Voici un texte que l’on peut analyser non comme un dogme mais comme une réflexion théorique sur l’expérience historique que doivent faire chaque nation, chaque formation sociale. Qu’y a-t-il de valide dans cette bolchévisation qui demeure le fondement de tous les partis communistes ayant réussi à accéder au pouvoir et à s’y maintenir? En quoi est-elle devenue un modèle contraignant et à partir de quand ? Une hypothèse pourrait être utilement étudiée: ce n’est pas Staline qui à prétendu définir un modèle soviétique pour tous les partis en niant les spécificités nationales de développement autant que de l’histoire de la lutte des classes, mais bien Khrouchtchev qui prétend imposer un modèle tout en retirant la protection de l’URSS avec la coexistence pacifique, ce qui aboutira au terrible divorce sino-soviétique. En quoi cependant les incontestables errances khrouchtcheviennes sont-elles le produit de ce qui n’a pu être transformé à temps ? Toutes ces questions historiques prennent d’autant plus d’acuité que nous sommes confrontés aux difficultés stratégiques face à la crise hégémonique du capital. Nous ne trouverons pas dans le passé les clés de cette stratégie mais des mises en garde de ce texte qui sont toujours valides : ainsi en est-il de la manière de démasquer la social démocratie.
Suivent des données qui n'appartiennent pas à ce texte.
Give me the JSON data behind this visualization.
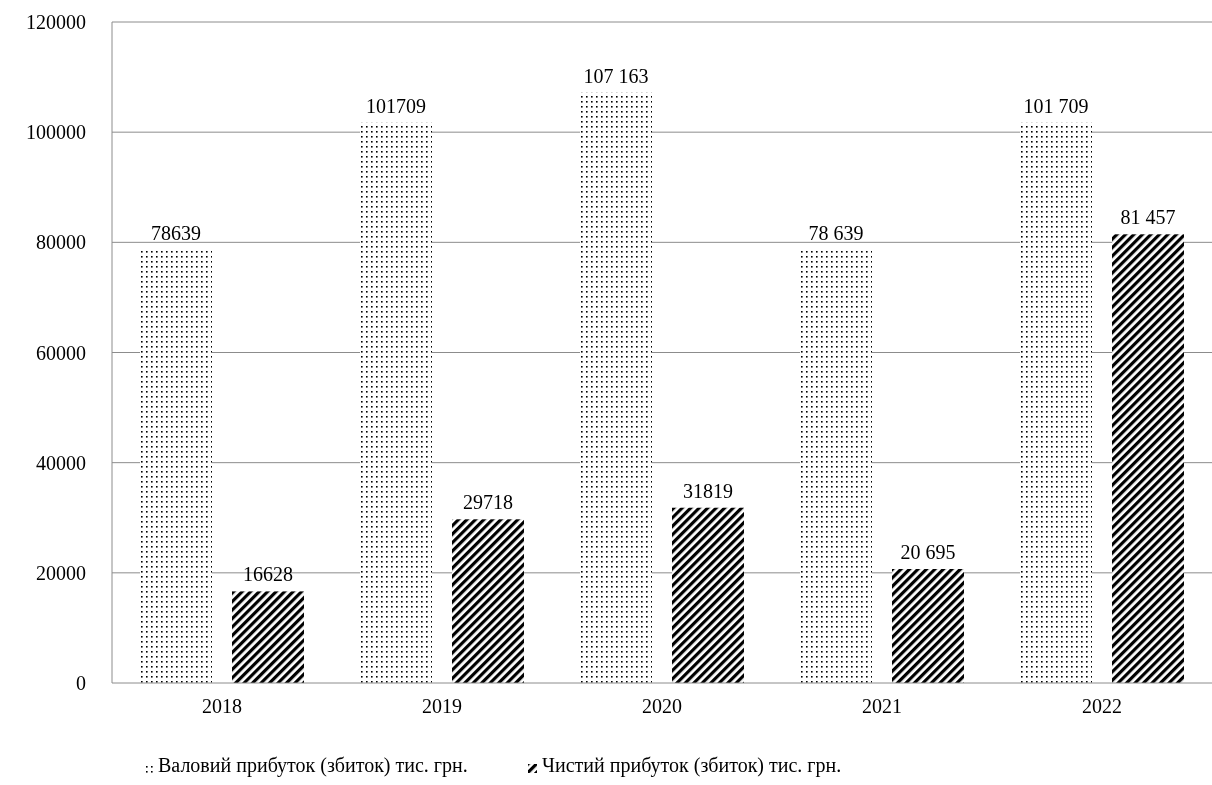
{
  "chart_data": {
    "type": "bar",
    "categories": [
      "2018",
      "2019",
      "2020",
      "2021",
      "2022"
    ],
    "series": [
      {
        "name": "Валовий прибуток (збиток) тис. грн.",
        "color": "#000000",
        "values": [
          78639,
          101709,
          107163,
          78639,
          101709
        ],
        "value_labels": [
          "78639",
          "101709",
          "107 163",
          "78 639",
          "101 709"
        ]
      },
      {
        "name": "Чистий прибуток (збиток) тис. грн.",
        "color": "#000000",
        "values": [
          16628,
          29718,
          31819,
          20695,
          81457
        ],
        "value_labels": [
          "16628",
          "29718",
          "31819",
          "20 695",
          "81 457"
        ]
      }
    ],
    "ylim": [
      0,
      120000
    ],
    "yticks": [
      0,
      20000,
      40000,
      60000,
      80000,
      100000,
      120000
    ],
    "grid": "y",
    "legend": "bottom"
  }
}
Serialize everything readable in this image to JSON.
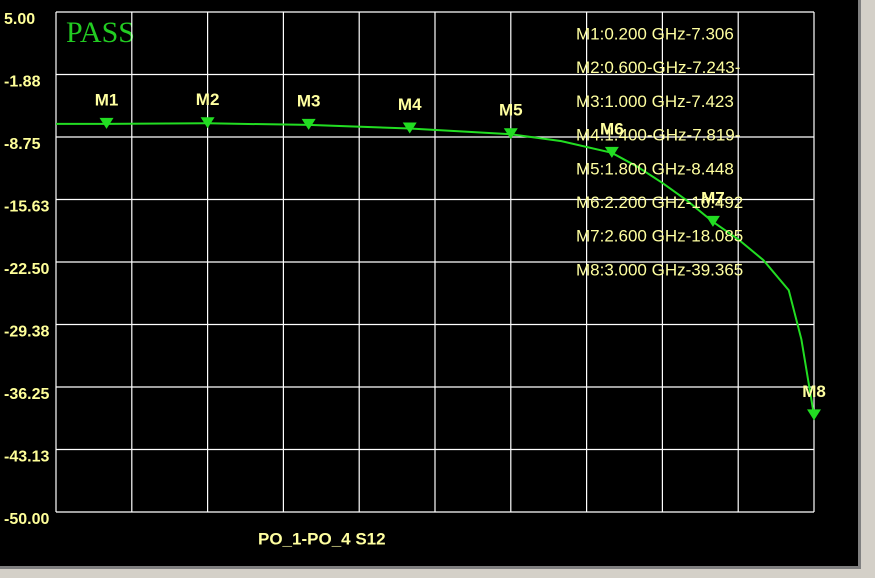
{
  "chart_data": {
    "type": "line",
    "badge": "PASS",
    "xlabel": "PO_1-PO_4  S12",
    "xlim": [
      0,
      3
    ],
    "xticks": [
      0,
      0.3,
      0.6,
      0.9,
      1.2,
      1.5,
      1.8,
      2.1,
      2.4,
      2.7,
      3
    ],
    "ylim": [
      -50,
      5
    ],
    "yticks": [
      {
        "value": 5,
        "label": "5.00"
      },
      {
        "value": -1.875,
        "label": "-1.88"
      },
      {
        "value": -8.75,
        "label": "-8.75"
      },
      {
        "value": -15.625,
        "label": "-15.63"
      },
      {
        "value": -22.5,
        "label": "-22.50"
      },
      {
        "value": -29.375,
        "label": "-29.38"
      },
      {
        "value": -36.25,
        "label": "-36.25"
      },
      {
        "value": -43.125,
        "label": "-43.13"
      },
      {
        "value": -50,
        "label": "-50.00"
      }
    ],
    "grid": true,
    "x": [
      0,
      0.2,
      0.6,
      1.0,
      1.4,
      1.8,
      2.0,
      2.2,
      2.3,
      2.4,
      2.5,
      2.6,
      2.7,
      2.8,
      2.9,
      2.95,
      3.0
    ],
    "series": [
      {
        "color": "#22dd22",
        "values": [
          -7.3,
          -7.306,
          -7.243,
          -7.423,
          -7.819,
          -8.448,
          -9.2,
          -10.492,
          -12.0,
          -13.8,
          -15.8,
          -18.085,
          -20.0,
          -22.3,
          -25.6,
          -31.0,
          -39.365
        ]
      }
    ],
    "markers": {
      "names": [
        "M1",
        "M2",
        "M3",
        "M4",
        "M5",
        "M6",
        "M7",
        "M8"
      ],
      "x": [
        0.2,
        0.6,
        1.0,
        1.4,
        1.8,
        2.2,
        2.6,
        3.0
      ],
      "values": [
        -7.306,
        -7.243,
        -7.423,
        -7.819,
        -8.448,
        -10.492,
        -18.085,
        -39.365
      ]
    },
    "marker_readouts": [
      "M1:0.200 GHz-7.306",
      "M2:0.600-GHz-7.243-",
      "M3:1.000 GHz-7.423",
      "M4:1.400-GHz-7.819-",
      "M5:1.800 GHz-8.448",
      "M6:2.200 GHz-10.492",
      "M7:2.600 GHz-18.085",
      "M8:3.000 GHz-39.365"
    ]
  }
}
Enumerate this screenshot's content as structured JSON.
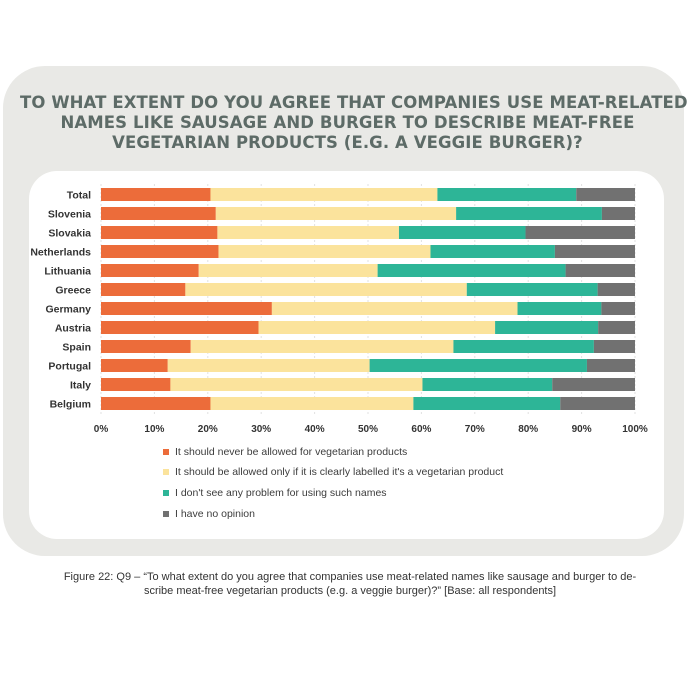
{
  "title_lines": [
    "TO WHAT EXTENT DO YOU AGREE THAT COMPANIES USE MEAT-RELATED",
    "NAMES LIKE SAUSAGE AND BURGER TO DESCRIBE MEAT-FREE",
    "VEGETARIAN PRODUCTS (E.G. A VEGGIE BURGER)?"
  ],
  "caption_lines": [
    "Figure 22: Q9 – “To what extent do you agree that companies use meat-related names like sausage and burger to de-",
    "scribe meat-free vegetarian products (e.g. a veggie burger)?” [Base: all respondents]"
  ],
  "colors": {
    "never": "#ec6c3a",
    "labelled": "#fbe39c",
    "no_problem": "#2db597",
    "no_opinion": "#717171",
    "title": "#5d6b67",
    "card": "#e9e9e6"
  },
  "chart_data": {
    "type": "bar",
    "orientation": "horizontal",
    "stacked": true,
    "categories": [
      "Total",
      "Slovenia",
      "Slovakia",
      "Netherlands",
      "Lithuania",
      "Greece",
      "Germany",
      "Austria",
      "Spain",
      "Portugal",
      "Italy",
      "Belgium"
    ],
    "series": [
      {
        "name": "It should never be allowed for vegetarian products",
        "color": "#ec6c3a",
        "values": [
          20.5,
          21.5,
          21.8,
          22.0,
          18.3,
          15.8,
          32.0,
          29.5,
          16.8,
          12.5,
          13.0,
          20.5
        ]
      },
      {
        "name": "It should be allowed only if it is clearly labelled it's a vegetarian product",
        "color": "#fbe39c",
        "values": [
          42.5,
          45.0,
          34.0,
          39.7,
          33.5,
          52.7,
          46.0,
          44.3,
          49.2,
          37.8,
          47.2,
          38.0
        ]
      },
      {
        "name": "I don't see any problem for using such names",
        "color": "#2db597",
        "values": [
          26.0,
          27.3,
          23.7,
          23.3,
          35.2,
          24.5,
          15.7,
          19.3,
          26.3,
          40.7,
          24.3,
          27.5
        ]
      },
      {
        "name": "I have no opinion",
        "color": "#717171",
        "values": [
          11.0,
          6.2,
          20.5,
          15.0,
          13.0,
          7.0,
          6.3,
          6.9,
          7.7,
          9.0,
          15.5,
          14.0
        ]
      }
    ],
    "xlim": [
      0,
      100
    ],
    "x_ticks": [
      "0%",
      "10%",
      "20%",
      "30%",
      "40%",
      "50%",
      "60%",
      "70%",
      "80%",
      "90%",
      "100%"
    ],
    "grid": "vertical",
    "legend_position": "bottom"
  }
}
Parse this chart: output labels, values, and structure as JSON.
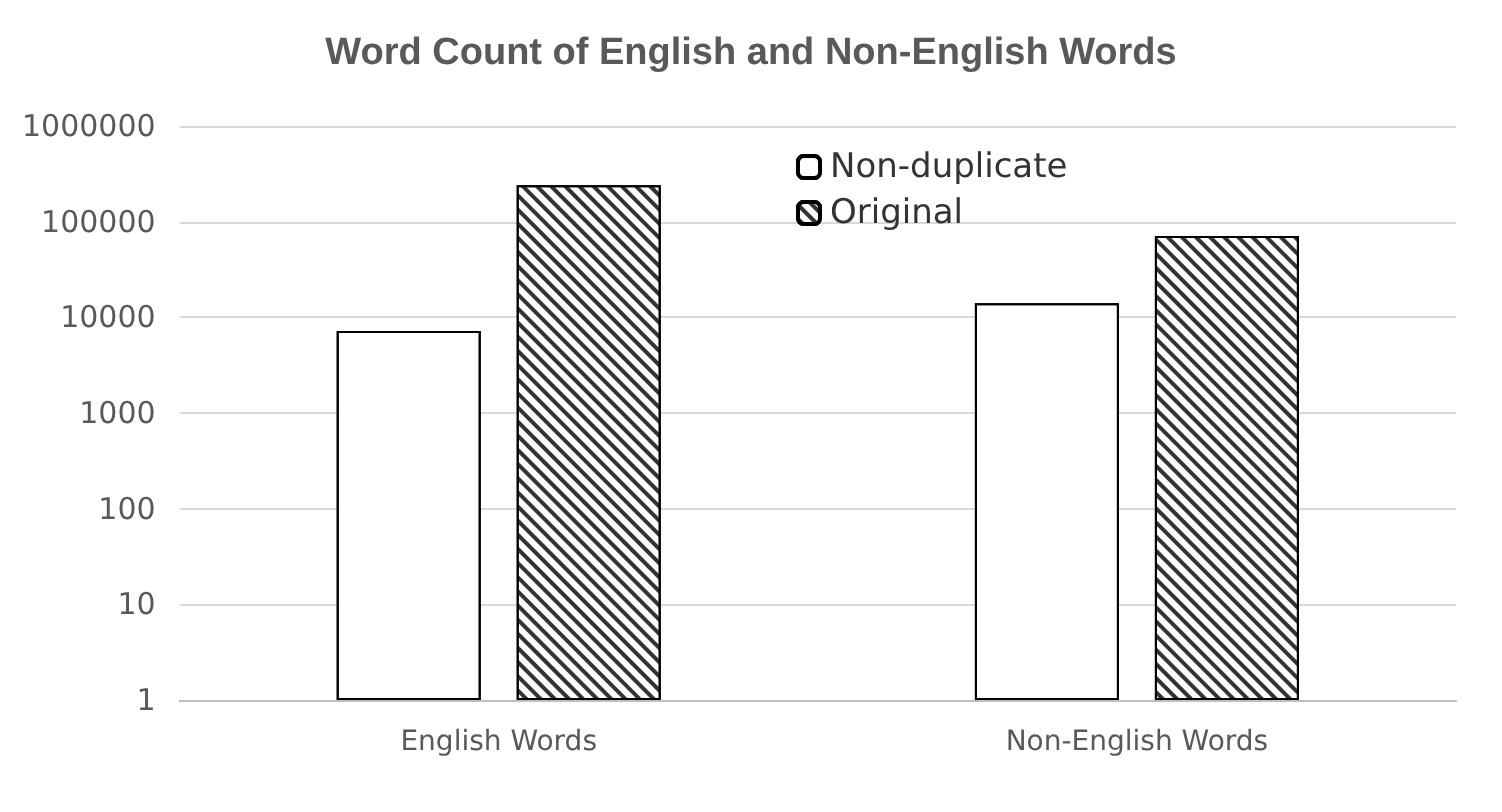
{
  "chart_data": {
    "type": "bar",
    "title": "Word Count of English and Non-English Words",
    "categories": [
      "English Words",
      "Non-English Words"
    ],
    "series": [
      {
        "name": "Non-duplicate",
        "color": "#ffffff",
        "values": [
          7200,
          14000
        ]
      },
      {
        "name": "Original",
        "color": "#ffffff",
        "values": [
          240000,
          71000
        ]
      }
    ],
    "log": true,
    "ylim": [
      1,
      1000000
    ],
    "yticks": [
      1,
      10,
      100,
      1000,
      10000,
      100000,
      1000000
    ],
    "grid": "y",
    "legend": "top"
  }
}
Alors que notre blog est centré sur les questions internationales, nous sommes, comme le dit Staline, convaincus que la prise de conscience de la nature de la social démocratie se fait sur le terrain quotidien et concret de ce que vit la classe ouvrière, tous ceux qui souffrent du capital et à qui l’on offre des leurres. C’est ce qui motive notre choix de soutenir la nouvelle direction du PCF et son dirigeant Fabien Roussel. (note de Danielle Bleitrach pour histoire et société)
La Pravda n° 27, 3 février 1925
Note du Centre MLM : Ci-dessous présenté, l’entretien de Staline avec Herzog − cadre du Parti Communiste d’Allemagne −, publié par La Pravda le 2 février 1927. Il y est largement question de bolchévisation. Qu’est-ce que la bolchévisation ?
« La bolchévisation des sections de l’Internationale Communiste consiste à étudier et à appliquer dans l’action les expériences acquises par le Parti Communiste russe au cours des trois révolutions et aussi, bien entendu, les expériences de toutes les autres sections ayant à leur actif des luttes sérieuses. A la lumière de cette expérience les sections de l’Internationale Communiste doivent comprendre les tâches qui leur incombent et généraliser leur propre expérience ».
Et :
« La bolchévisation consiste à savoir expliquer les principes généraux du léninisme à chaque situation concrète dans chaque pays. La bolchévisation est en plus l’art de saisir le ‘chaînon’ le plus important qui permet de tirer toute la chaîne. Ce ‘chaînon’ ne peut être identique dans tous les pays à cause de la diversité de leurs conditions sociales et politiques » (Thèses sur la bolchévisation, Exécutif élargi de l’IC, 1925).
J. Staline : Des perspectives du P.C.A. et de la bolchévisation
Première question (Herzog). Estimez-vous que les rapports politiques et économiques dans la république capitaliste démocratique d’Allemagne sont tels, que la classe ouvrière devra, au cours d’une période plus ou moins rapprochée, mener la lutte pour le pouvoir ?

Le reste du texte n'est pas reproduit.